Lunes, 12 Febrero 2018 05:37

Sofismas y cultura de la paz

Escrito por

“El buen ciudadano es aquel

que no puede tolerar en su patria un poder

que pretende hacerse superior a las leyes”.

-Marco Tulio Cicerón-

 

 

En México vivimos en una dualidad. En una dicotomía perversa. Por un lado vemos la violencia rampante, la corrupción y la impunidad, entre otros males, en todos los medios: en la familia, en la escuela, en el gobierno, en los medios de comunicación, y, actualmente, en los medios sociales, en fin, en toda la sociedad en su conjunto. Los sofismas, entendidos estos como argumentos falsos que se pretenden hacer pasar como verdaderos para confundir a la gente y alimentar falsas creencias y opiniones y enfrentarnos entre nosotros. Y, por otro lado, vemos los esfuerzos de psicólogos, sociólogos, académicos y gente buena que participa en las escuelas, en foros familiares y comunitarios para trabajar arduamente en la construcción de la cultura de la paz para el buen vivir.
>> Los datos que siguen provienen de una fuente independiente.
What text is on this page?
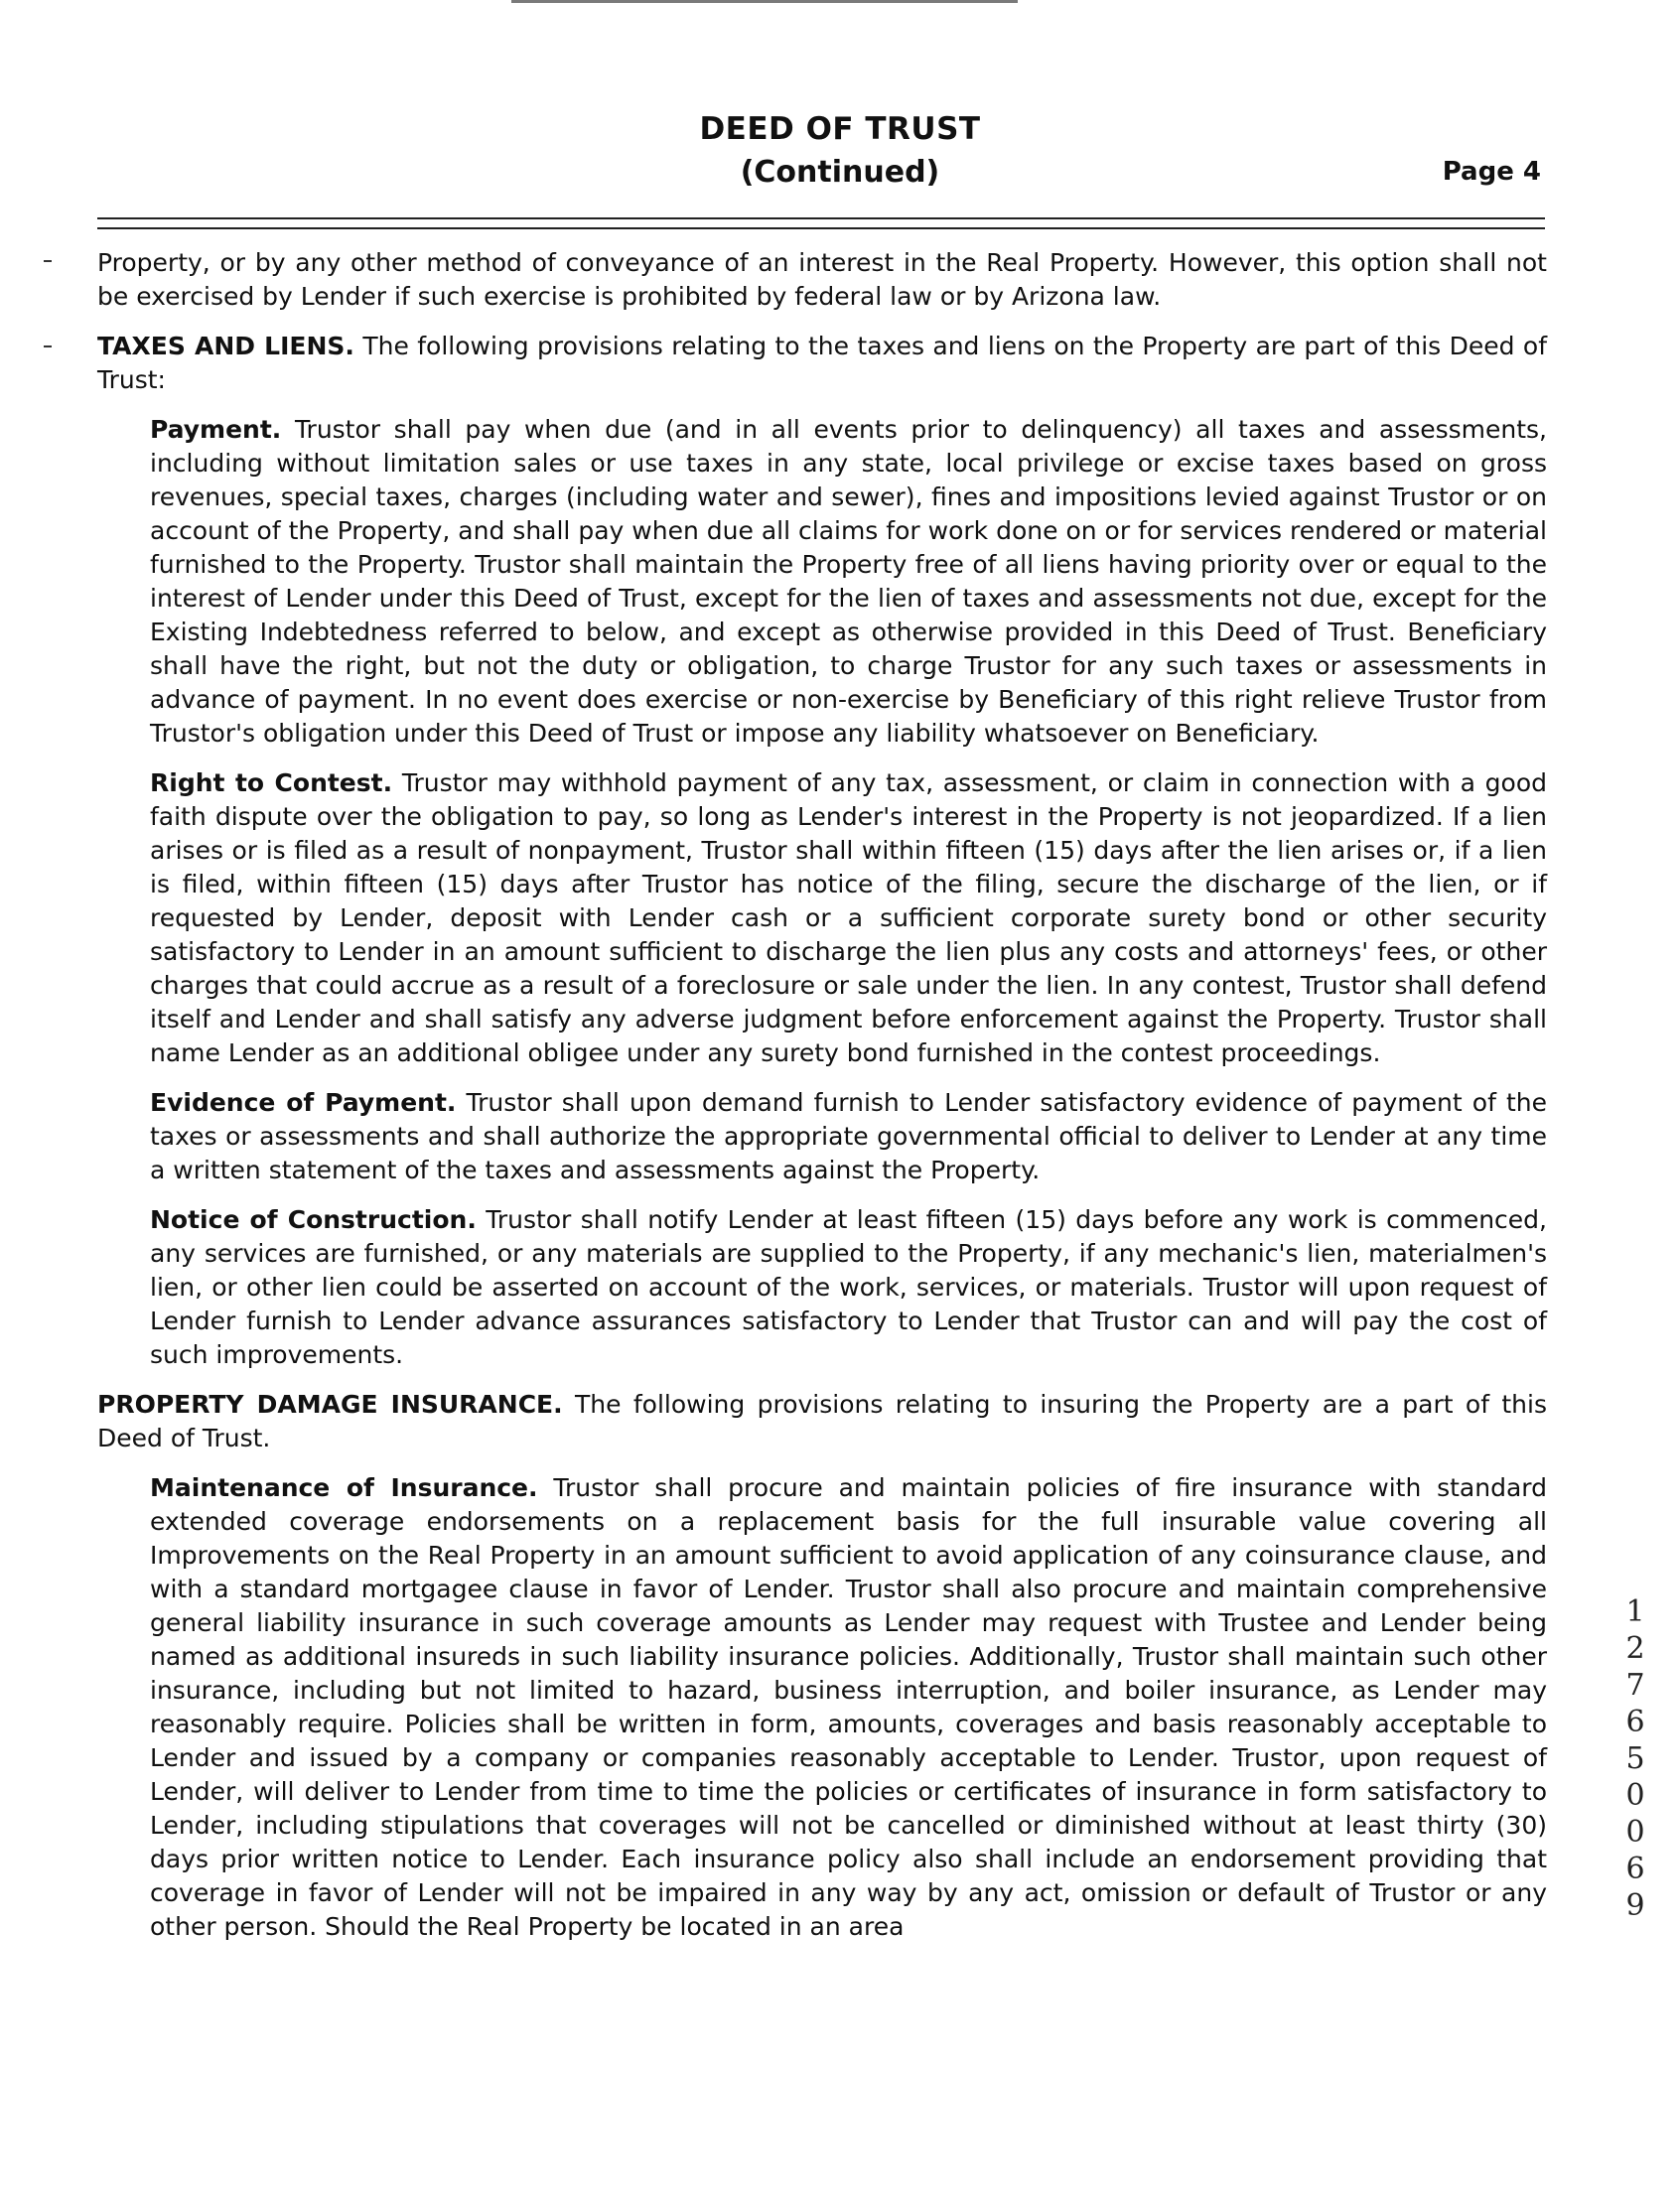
DEED OF TRUST
(Continued)	Page 4

Property, or by any other method of conveyance of an interest in the Real Property. However, this option shall not be exercised by Lender if such exercise is prohibited by federal law or by Arizona law.

TAXES AND LIENS. The following provisions relating to the taxes and liens on the Property are part of this Deed of Trust:

Payment. Trustor shall pay when due (and in all events prior to delinquency) all taxes and assessments, including without limitation sales or use taxes in any state, local privilege or excise taxes based on gross revenues, special taxes, charges (including water and sewer), fines and impositions levied against Trustor or on account of the Property, and shall pay when due all claims for work done on or for services rendered or material furnished to the Property. Trustor shall maintain the Property free of all liens having priority over or equal to the interest of Lender under this Deed of Trust, except for the lien of taxes and assessments not due, except for the Existing Indebtedness referred to below, and except as otherwise provided in this Deed of Trust. Beneficiary shall have the right, but not the duty or obligation, to charge Trustor for any such taxes or assessments in advance of payment. In no event does exercise or non-exercise by Beneficiary of this right relieve Trustor from Trustor's obligation under this Deed of Trust or impose any liability whatsoever on Beneficiary.

Right to Contest. Trustor may withhold payment of any tax, assessment, or claim in connection with a good faith dispute over the obligation to pay, so long as Lender's interest in the Property is not jeopardized. If a lien arises or is filed as a result of nonpayment, Trustor shall within fifteen (15) days after the lien arises or, if a lien is filed, within fifteen (15) days after Trustor has notice of the filing, secure the discharge of the lien, or if requested by Lender, deposit with Lender cash or a sufficient corporate surety bond or other security satisfactory to Lender in an amount sufficient to discharge the lien plus any costs and attorneys' fees, or other charges that could accrue as a result of a foreclosure or sale under the lien. In any contest, Trustor shall defend itself and Lender and shall satisfy any adverse judgment before enforcement against the Property. Trustor shall name Lender as an additional obligee under any surety bond furnished in the contest proceedings.

Evidence of Payment. Trustor shall upon demand furnish to Lender satisfactory evidence of payment of the taxes or assessments and shall authorize the appropriate governmental official to deliver to Lender at any time a written statement of the taxes and assessments against the Property.

Notice of Construction. Trustor shall notify Lender at least fifteen (15) days before any work is commenced, any services are furnished, or any materials are supplied to the Property, if any mechanic's lien, materialmen's lien, or other lien could be asserted on account of the work, services, or materials. Trustor will upon request of Lender furnish to Lender advance assurances satisfactory to Lender that Trustor can and will pay the cost of such improvements.

PROPERTY DAMAGE INSURANCE. The following provisions relating to insuring the Property are a part of this Deed of Trust.

Maintenance of Insurance. Trustor shall procure and maintain policies of fire insurance with standard extended coverage endorsements on a replacement basis for the full insurable value covering all Improvements on the Real Property in an amount sufficient to avoid application of any coinsurance clause, and with a standard mortgagee clause in favor of Lender. Trustor shall also procure and maintain comprehensive general liability insurance in such coverage amounts as Lender may request with Trustee and Lender being named as additional insureds in such liability insurance policies. Additionally, Trustor shall maintain such other insurance, including but not limited to hazard, business interruption, and boiler insurance, as Lender may reasonably require. Policies shall be written in form, amounts, coverages and basis reasonably acceptable to Lender and issued by a company or companies reasonably acceptable to Lender. Trustor, upon request of Lender, will deliver to Lender from time to time the policies or certificates of insurance in form satisfactory to Lender, including stipulations that coverages will not be cancelled or diminished without at least thirty (30) days prior written notice to Lender. Each insurance policy also shall include an endorsement providing that coverage in favor of Lender will not be impaired in any way by any act, omission or default of Trustor or any other person. Should the Real Property be located in an area

127650069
La construcción de la paz parece imposible en nuestra sociedad. Debemos regresar al punto de partida. Tener leyes adecuadas y acatarlas. Seguimos viviendo en una sociedad donde las leyes se aplican a la voluntad e interpretación de quien las detenta. Y entre ellas se encuentran las llamadas “leyes vigentes pero ineficaces”. Ejemplos hay muchos. Ahí están los ordenamientos del Bando de Policía y Buen Gobierno de los municipios. Está clarísimo lo que está establecido ahí pero no se aplica. Ya he escrito sobre esto antes, y como ese ejemplo, hay muchos más.

La cultura de la paz es un tema urgente en nuestra sociedad. En varias instituciones se ha ido implementando poco a poco pero de manera firme. Facultades como la de Derecho y Psicología tienen materias que abordan el tema por lo urgente y necesario de su aplicación. Existe normatividad al respecto en algunos estados como el  Programa de Valores por una Convivencia Escolar Armónica de la Secretaría de Educación en el Estado de México al notar que el problema de  la violencia en las escuelas es cada vez más fuerte.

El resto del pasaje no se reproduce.